In the past, making a digital copy of a person’s voice was a complex, timely and a pricey process which only served those at risk of losing their speech due to sickness or injury. It meant recording many phrases, each spoken many times and in different contexts. Fast forward to today and the gap between human and computer speech is closing as powerful algorithmic software and hardware can now analyze and clone any person’s voice in less than a minute.
There is a Canadian company called Lyrebird, that specializes in speech synthesis software. They’ve developed software they claim can copy anyone’s voice and make it say anything.
The founders tell me if they can get a high-quality recording of you speaking for just five minute, their software can replicate your voice to say almost anything with very high accuracy.
The recreated voices are artificial sounding but you can definitely tell who’s who as they have posted some samples on their website of example statements sounding very much like Barack Obama and Donald Trump.
To be able to do that, they acquired speeches from both presidents have made in the past and had their software recreate their voices having a made up conversation. Again, its a bit robotic sounding but give them a few more years and it will be a perfect copy.
Last year, Adobe gave a sneak peek of a feature they call “VoCo,” short for “voice conversion.” Both VoCo and Lyrebird work in a similar way. They analyze a recording of someone’s voice, break it into component parts called phonemes. Then it presents you with a text box, where you can type anything you want. The system uses the voice model to construct new words and phrases, even if they weren’t in the original recording.

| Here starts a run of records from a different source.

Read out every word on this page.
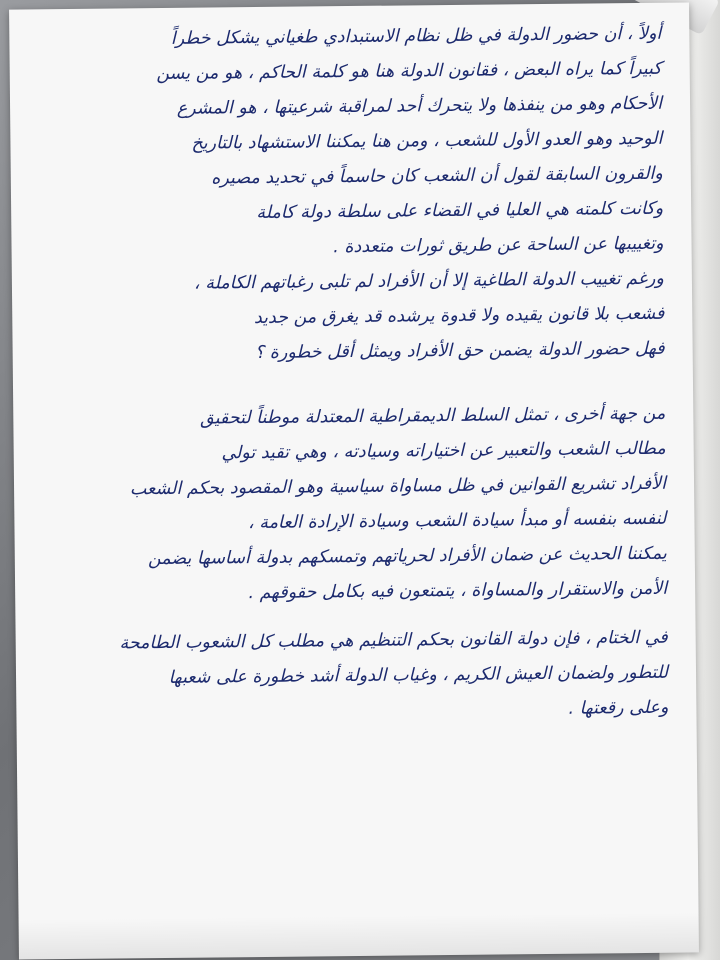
أولاً ، أن حضور الدولة في ظل نظام الاستبدادي طغياني يشكل خطراً
كبيراً كما يراه البعض ، فقانون الدولة هنا هو كلمة الحاكم ، هو من يسن
الأحكام وهو من ينفذها ولا يتحرك أحد لمراقبة شرعيتها ، هو المشرع
الوحيد وهو العدو الأول للشعب ، ومن هنا يمكننا الاستشهاد بالتاريخ
والقرون السابقة لقول أن الشعب كان حاسماً في تحديد مصيره
وكانت كلمته هي العليا في القضاء على سلطة دولة كاملة
وتغييبها عن الساحة عن طريق ثورات متعددة .
ورغم تغييب الدولة الطاغية إلا أن الأفراد لم تلبى رغباتهم الكاملة ،
فشعب بلا قانون يقيده ولا قدوة يرشده قد يغرق من جديد
فهل حضور الدولة يضمن حق الأفراد ويمثل أقل خطورة ؟
من جهة أخرى ، تمثل السلط الديمقراطية المعتدلة موطناً لتحقيق
مطالب الشعب والتعبير عن اختياراته وسيادته ، وهي تقيد تولي
الأفراد تشريع القوانين في ظل مساواة سياسية وهو المقصود بحكم الشعب
لنفسه بنفسه أو مبدأ سيادة الشعب وسيادة الإرادة العامة ،
يمكننا الحديث عن ضمان الأفراد لحرياتهم وتمسكهم بدولة أساسها يضمن
الأمن والاستقرار والمساواة ، يتمتعون فيه بكامل حقوقهم .
في الختام ، فإن دولة القانون بحكم التنظيم هي مطلب كل الشعوب الطامحة
للتطور ولضمان العيش الكريم ، وغياب الدولة أشد خطورة على شعبها
وعلى رقعتها .
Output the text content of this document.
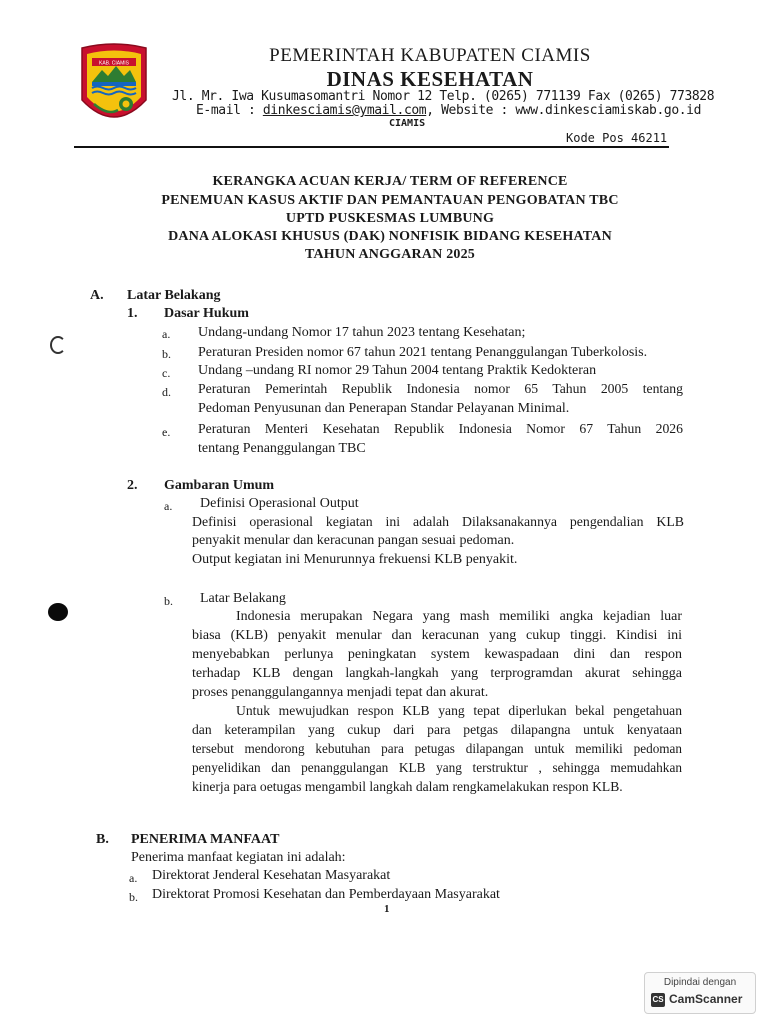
KAB. CIAMIS	PEMERINTAH KABUPATEN CIAMIS
DINAS KESEHATAN
Jl. Mr. Iwa Kusumasomantri Nomor 12 Telp. (0265) 771139 Fax (0265) 773828
E-mail : dinkesciamis@ymail.com, Website : www.dinkesciamiskab.go.id
CIAMIS
Kode Pos 46211
KERANGKA ACUAN KERJA/ TERM OF REFERENCE
PENEMUAN KASUS AKTIF DAN PEMANTAUAN PENGOBATAN TBC
UPTD PUSKESMAS LUMBUNG
DANA ALOKASI KHUSUS (DAK) NONFISIK BIDANG KESEHATAN
TAHUN ANGGARAN 2025
A. Latar Belakang
1. Dasar Hukum
a. Undang-undang Nomor 17 tahun 2023 tentang Kesehatan;
b. Peraturan Presiden nomor 67 tahun 2021 tentang Penanggulangan Tuberkolosis.
c. Undang –undang RI nomor 29 Tahun 2004 tentang Praktik Kedokteran
d. Peraturan Pemerintah Republik Indonesia nomor 65 Tahun 2005 tentang
Pedoman Penyusunan dan Penerapan Standar Pelayanan Minimal.
e. Peraturan Menteri Kesehatan Republik Indonesia Nomor 67 Tahun 2026
tentang Penanggulangan TBC
2. Gambaran Umum
a. Definisi Operasional Output
Definisi operasional kegiatan ini adalah Dilaksanakannya pengendalian KLB
penyakit menular dan keracunan pangan sesuai pedoman.
Output kegiatan ini Menurunnya frekuensi KLB penyakit.
b. Latar Belakang
Indonesia merupakan Negara yang mash memiliki angka kejadian luar
biasa (KLB) penyakit menular dan keracunan yang cukup tinggi. Kindisi ini
menyebabkan perlunya peningkatan system kewaspadaan dini dan respon
terhadap KLB dengan langkah-langkah yang terprogramdan akurat sehingga
proses penanggulangannya menjadi tepat dan akurat.
Untuk mewujudkan respon KLB yang tepat diperlukan bekal pengetahuan
dan keterampilan yang cukup dari para petgas dilapangna untuk kenyataan
tersebut mendorong kebutuhan para petugas dilapangan untuk memiliki pedoman
penyelidikan dan penanggulangan KLB yang terstruktur , sehingga memudahkan
kinerja para oetugas mengambil langkah dalam rengkamelakukan respon KLB.
B. PENERIMA MANFAAT
Penerima manfaat kegiatan ini adalah:
a. Direktorat Jenderal Kesehatan Masyarakat
b. Direktorat Promosi Kesehatan dan Pemberdayaan Masyarakat
1
Dipindai dengan
CS CamScanner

The idea is that with a properly trained voice model, you can make anyone say anything. What’s more, Lyrebird’s creators say you can also manipulate the tone and emotion of an artificial voice. So in addition to changing what someone says, you can also change how they say it.
Whether it’s Lyrebird, Adobe or some other company leading the way, it seems we’re entering a future where people’s voices can be easily copied or forged. This opens up a big can of worms.
In some ways, the ethical concerns of manipulating people’s voices to generate them saying anything are analogous to the ethical concerns of using photo editing software to alter a photo or adding CGI special effects to a video. I expect in the next 10 years this technology to advance to the point where we won’t be able to tell the difference between an artificial voice and a real voice. Just think if you can have anyone say anything? It’s going to be a big concern.
Immediate applications for this technology would be to provide more accurate speech synthesis for people with disabilities or traumatic brain injuries but actors with the means to copyright their voices could also cash in on this technology.
I’d also make a bet on the future of voice-controlled computing. I imagine a world where more and more of our interactions with the digital world are done through voice. That means an increased focus on voice recognition, and voice synthesis.
We use our voices to build trust in so many aspects of our lives, whether it’s your bank verifying your identity with a voiceprint, or a friend recognizing your voice on the other end of a phone line. But soon, the ability to forge or mimic someone’s voice may be as commonplace as retouching photos or adding filters in Snapchat.